Which Program Flow?

Technical questions regarding the XTC tools and programming with XMOS.
User avatar
Folknology
XCore Legend
Posts: 1274
Joined: Thu Dec 10, 2009 10:20 pm

Post by Folknology »

Good news, so what are you getting frequency wise now with the replicator and 4 concurrent threads?

regards
Al


User avatar
rp181
Respected Member
Posts: 395
Joined: Tue May 18, 2010 12:25 am

Post by rp181 »

Getting the same (> 900 kHz) as without a replicator and with a replicator. Without, i just manually wrote out all of the lines, which i would think does the same thing.

Some other questions i thought of:
1) Does optimizing with the compiler have a downside? If not, why isn't the highest level always on?
2) What is a streaming channel's buffer size?
User avatar
Folknology
XCore Legend
Posts: 1274
Joined: Thu Dec 10, 2009 10:20 pm

Post by Folknology »

Sorry no my bad, I thought you were using the older sequential code to call ProcessorThread, as I didn't see a new main. The replicator will give the same results as manual par entries its just neater and scalable as you can make the number of ProcessorThreads variable very simply .

I will leave the Optimisation question for Xmos but I would imagine a compile takes longer of course with higher optimisations.
Streaming channels are limited resources, underneath is a credit system for parts of those resources so I'm not sure if that has an easy answer, it may depend on the number of streaming channels in operation, but Xmos will prob answer that better.

Glad your getting good results

By the way a macro would just replace the function call, or you could do the calculation directly to loose the function overhead:

Code: Select all

for (counter1 = 0; counter1 < 14; counter1+=2) {
         ret = (1000000 * ( currentData[counter1]- currentData[counter1+1]) / 1000000 * (currentData[counter1] + currentData[counter1+1]))
      }
regards
Al
User avatar
rp181
Respected Member
Posts: 395
Joined: Tue May 18, 2010 12:25 am

Post by rp181 »

I didn't realize function calls were so bad! I made it into a macro, and removed extraneous timer statements, and it is now 3 MHz!

Code: Select all

void ProcessorThread(streaming chanend usbOut, int quadrant) {
	short counter1;
	short ret;
	short a;
	short b;

	timer t;
	unsigned long time;
	unsigned long time5;


	short cycles;
t	:> time;
	for (cycles = 0; cycles < 10; cycles++) {
		for (counter1 = 0; counter1 < 14; counter1+=2) {
			a = ((readADC(counter1)+readADC(counter1)+readADC(counter1)+readADC(counter1))/4);
			b = ((readADC(counter1+1)+readADC(counter1+1)+readADC(counter1+1)+readADC(counter1+1))/4);
			//ret = processPair(readNormalizedADC(counter1),readNormalizedADC(counter1+1));
			ret = (1000000 * (a - b) / 1000000 * (a + b));
		}
	}
	t :> time5;

	printf("Time Quadrant %i: %ld\n",(int)quadrant,((time5-time)));
}
This makes me think I am doing something wrong... :shock:

If this is correct, I may, depending on how fast the channel is to the USB thread, have to slow it down to give the ADC time to refresh...
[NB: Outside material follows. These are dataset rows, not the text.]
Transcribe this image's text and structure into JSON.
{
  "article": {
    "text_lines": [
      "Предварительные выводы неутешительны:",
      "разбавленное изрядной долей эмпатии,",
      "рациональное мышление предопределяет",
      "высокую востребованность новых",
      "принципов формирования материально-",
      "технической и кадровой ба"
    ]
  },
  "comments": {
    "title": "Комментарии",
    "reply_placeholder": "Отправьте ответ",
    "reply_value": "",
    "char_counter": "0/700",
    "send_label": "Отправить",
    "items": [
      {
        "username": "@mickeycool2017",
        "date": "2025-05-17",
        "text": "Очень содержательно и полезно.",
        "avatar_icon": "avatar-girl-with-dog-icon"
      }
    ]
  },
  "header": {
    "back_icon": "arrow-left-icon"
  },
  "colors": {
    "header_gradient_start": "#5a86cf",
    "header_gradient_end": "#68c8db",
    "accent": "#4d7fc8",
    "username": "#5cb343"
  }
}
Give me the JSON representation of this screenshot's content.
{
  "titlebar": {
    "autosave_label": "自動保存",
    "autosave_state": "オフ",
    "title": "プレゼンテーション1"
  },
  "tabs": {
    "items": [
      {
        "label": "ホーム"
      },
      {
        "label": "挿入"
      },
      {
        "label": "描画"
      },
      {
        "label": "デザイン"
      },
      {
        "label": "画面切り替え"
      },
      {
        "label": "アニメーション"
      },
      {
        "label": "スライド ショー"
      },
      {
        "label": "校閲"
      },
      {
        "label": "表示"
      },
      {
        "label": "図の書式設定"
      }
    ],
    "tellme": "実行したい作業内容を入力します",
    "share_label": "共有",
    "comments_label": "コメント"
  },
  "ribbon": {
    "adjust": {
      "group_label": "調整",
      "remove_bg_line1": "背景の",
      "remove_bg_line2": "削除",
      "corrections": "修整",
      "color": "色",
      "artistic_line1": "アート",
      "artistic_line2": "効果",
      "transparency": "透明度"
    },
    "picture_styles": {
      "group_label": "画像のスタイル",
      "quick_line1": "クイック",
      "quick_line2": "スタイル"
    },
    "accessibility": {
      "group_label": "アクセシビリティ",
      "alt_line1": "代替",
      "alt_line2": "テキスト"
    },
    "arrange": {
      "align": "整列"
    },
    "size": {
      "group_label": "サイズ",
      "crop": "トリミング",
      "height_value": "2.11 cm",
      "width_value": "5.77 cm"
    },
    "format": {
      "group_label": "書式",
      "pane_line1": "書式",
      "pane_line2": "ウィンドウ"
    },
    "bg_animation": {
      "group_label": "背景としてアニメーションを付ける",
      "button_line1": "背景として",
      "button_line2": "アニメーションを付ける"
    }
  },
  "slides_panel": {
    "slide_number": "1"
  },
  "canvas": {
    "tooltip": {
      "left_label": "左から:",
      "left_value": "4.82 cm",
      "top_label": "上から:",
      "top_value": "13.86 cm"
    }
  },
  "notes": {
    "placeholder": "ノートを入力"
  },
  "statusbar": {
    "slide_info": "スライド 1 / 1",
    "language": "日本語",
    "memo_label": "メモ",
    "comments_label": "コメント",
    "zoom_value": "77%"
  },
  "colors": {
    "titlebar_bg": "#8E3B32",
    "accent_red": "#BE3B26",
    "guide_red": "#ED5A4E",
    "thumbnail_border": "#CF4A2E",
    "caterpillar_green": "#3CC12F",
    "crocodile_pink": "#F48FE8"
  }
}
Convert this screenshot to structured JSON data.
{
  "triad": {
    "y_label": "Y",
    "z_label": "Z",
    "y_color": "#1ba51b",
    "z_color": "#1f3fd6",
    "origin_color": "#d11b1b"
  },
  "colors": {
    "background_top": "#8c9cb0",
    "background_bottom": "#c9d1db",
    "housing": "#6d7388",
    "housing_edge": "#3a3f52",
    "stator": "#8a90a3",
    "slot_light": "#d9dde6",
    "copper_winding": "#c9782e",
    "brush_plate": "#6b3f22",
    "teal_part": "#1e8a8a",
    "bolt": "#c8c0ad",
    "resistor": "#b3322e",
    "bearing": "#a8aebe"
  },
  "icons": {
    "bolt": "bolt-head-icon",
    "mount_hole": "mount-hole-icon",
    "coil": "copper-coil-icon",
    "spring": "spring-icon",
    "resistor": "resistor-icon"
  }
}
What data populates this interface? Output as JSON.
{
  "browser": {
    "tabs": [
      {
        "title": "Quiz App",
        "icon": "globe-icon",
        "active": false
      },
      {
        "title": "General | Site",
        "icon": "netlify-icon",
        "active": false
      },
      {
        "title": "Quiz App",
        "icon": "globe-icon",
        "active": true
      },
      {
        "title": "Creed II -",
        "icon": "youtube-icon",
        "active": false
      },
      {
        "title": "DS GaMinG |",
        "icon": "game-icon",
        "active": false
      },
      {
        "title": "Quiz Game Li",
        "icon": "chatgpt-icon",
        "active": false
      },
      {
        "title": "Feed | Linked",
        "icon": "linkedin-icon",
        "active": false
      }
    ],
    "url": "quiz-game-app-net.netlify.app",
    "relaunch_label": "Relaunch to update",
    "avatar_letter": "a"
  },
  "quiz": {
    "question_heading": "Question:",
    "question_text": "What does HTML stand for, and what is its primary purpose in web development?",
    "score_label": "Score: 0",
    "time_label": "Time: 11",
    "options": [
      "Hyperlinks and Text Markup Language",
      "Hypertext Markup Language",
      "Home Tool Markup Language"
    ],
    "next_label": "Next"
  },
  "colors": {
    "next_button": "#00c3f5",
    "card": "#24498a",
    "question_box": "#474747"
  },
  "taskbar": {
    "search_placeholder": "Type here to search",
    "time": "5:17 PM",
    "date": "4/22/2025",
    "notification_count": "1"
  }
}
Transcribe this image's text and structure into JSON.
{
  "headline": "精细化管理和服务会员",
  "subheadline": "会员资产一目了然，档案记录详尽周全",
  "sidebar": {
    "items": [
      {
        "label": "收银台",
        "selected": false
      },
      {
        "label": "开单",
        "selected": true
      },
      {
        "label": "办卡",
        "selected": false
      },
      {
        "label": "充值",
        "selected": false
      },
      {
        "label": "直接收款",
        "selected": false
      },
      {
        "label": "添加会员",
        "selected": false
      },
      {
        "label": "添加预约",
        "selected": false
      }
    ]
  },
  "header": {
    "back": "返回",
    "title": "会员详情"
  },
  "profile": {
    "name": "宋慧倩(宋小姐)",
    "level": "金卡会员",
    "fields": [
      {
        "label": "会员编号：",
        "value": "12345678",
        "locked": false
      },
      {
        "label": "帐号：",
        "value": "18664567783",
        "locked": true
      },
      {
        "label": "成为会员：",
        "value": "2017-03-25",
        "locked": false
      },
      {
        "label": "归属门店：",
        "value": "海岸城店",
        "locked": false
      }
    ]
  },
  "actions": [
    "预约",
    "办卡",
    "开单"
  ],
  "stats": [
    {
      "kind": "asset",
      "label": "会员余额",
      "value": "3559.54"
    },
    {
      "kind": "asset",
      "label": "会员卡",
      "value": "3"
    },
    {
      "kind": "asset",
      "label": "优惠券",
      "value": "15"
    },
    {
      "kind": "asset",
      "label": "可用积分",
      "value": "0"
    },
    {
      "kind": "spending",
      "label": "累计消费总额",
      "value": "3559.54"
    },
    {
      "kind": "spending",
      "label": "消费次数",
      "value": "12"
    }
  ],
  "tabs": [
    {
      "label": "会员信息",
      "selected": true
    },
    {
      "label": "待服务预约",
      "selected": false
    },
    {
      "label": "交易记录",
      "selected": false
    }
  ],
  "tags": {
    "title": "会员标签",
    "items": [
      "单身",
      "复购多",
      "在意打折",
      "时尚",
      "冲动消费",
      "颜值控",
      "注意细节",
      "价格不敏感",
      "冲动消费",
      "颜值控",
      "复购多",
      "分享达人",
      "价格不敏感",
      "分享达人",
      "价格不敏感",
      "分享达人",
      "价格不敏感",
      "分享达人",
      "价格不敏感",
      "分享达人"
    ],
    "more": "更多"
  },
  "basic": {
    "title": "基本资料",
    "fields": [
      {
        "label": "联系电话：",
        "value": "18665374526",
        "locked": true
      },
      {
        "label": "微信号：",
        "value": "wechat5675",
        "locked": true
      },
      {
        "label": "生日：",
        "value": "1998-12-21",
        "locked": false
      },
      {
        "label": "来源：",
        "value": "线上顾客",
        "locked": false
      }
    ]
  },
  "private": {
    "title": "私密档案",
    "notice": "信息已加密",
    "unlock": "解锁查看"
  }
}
EDIT: With a streaming channel to a USB thread, it is 1.6 MHz.
User avatar
Folknology
XCore Legend
Posts: 1274
Joined: Thu Dec 10, 2009 10:20 pm

Post by Folknology »

Also as you get nearer to the real thing you will loose the readNormalizedADC() overheads as you will run the ProcessorThreads on response to inputs from a select which would be a case from the ADC input port. This can all effectively be inlined by converting it to a select function which will likely whistle through it faster than the ADC can supply with data. But you need not worry about adding delays etc as it will become event driven and thus the threads will pause whilst waiting for data (this is a good thing). Actually this could leave some thread capacity for your actuation thread/s.

regards
Al
User avatar
segher
XCore Expert
Posts: 844
Joined: Sun Jul 11, 2010 1:31 am

Post by segher »

return (1000000 * (a - b) / 1000000 * (a + b));

That's not doing what you want, you multiply by a+b instead of dividing by it.
The division by a constant will be optimised to a multiply by the compiler (and
completely optimised away in this case). You shouldn't divide by the scale
factor anyway. The code you want is:

return 1000000 * (a-b) / (a+b);

(it might help a little if you used a power of two instead of the 1000000, fwiw).
User avatar
rp181
Respected Member
Posts: 395
Joined: Tue May 18, 2010 12:25 am

Post by rp181 »

So will the intermediary value still retain the decimal points? I thought i had to multiply both first, as the processor isn't floating point. I wouldn't have realized using a 2's complement would benefit, but i will use 1048576 (2^20)
User avatar
Folknology
XCore Legend
Posts: 1274
Joined: Thu Dec 10, 2009 10:20 pm

Post by Folknology »

Intent would be clearer with:

ret = 0x100000u * (a-b) / (a+b);

regards
Al
User avatar
Interactive_Matter
XCore Addict
Posts: 216
Joined: Wed Feb 10, 2010 10:26 am

Post by Interactive_Matter »

rp181 wrote:I didn't realize function calls were so bad! I made it into a macro, and removed extraneous timer statements
Completely unrelated question but still on topi:

Is a function call that bad?
Even if I say it is 'static inline'?
Or is a makro the only real guarantee for inlining?

Thanks

Marcus
User avatar
segher
XCore Expert
Posts: 844
Joined: Sun Jul 11, 2010 1:31 am

Post by segher »

Folknology wrote:Intent would be clearer with:

ret = 0x100000u * (a-b) / (a+b);
That doesn't work. The division has to be signed; making the constant unsigned like this
makes the multiplication unsigned (which is fine), and then the division unsigned as well
(which is not fine).

Don't use the U.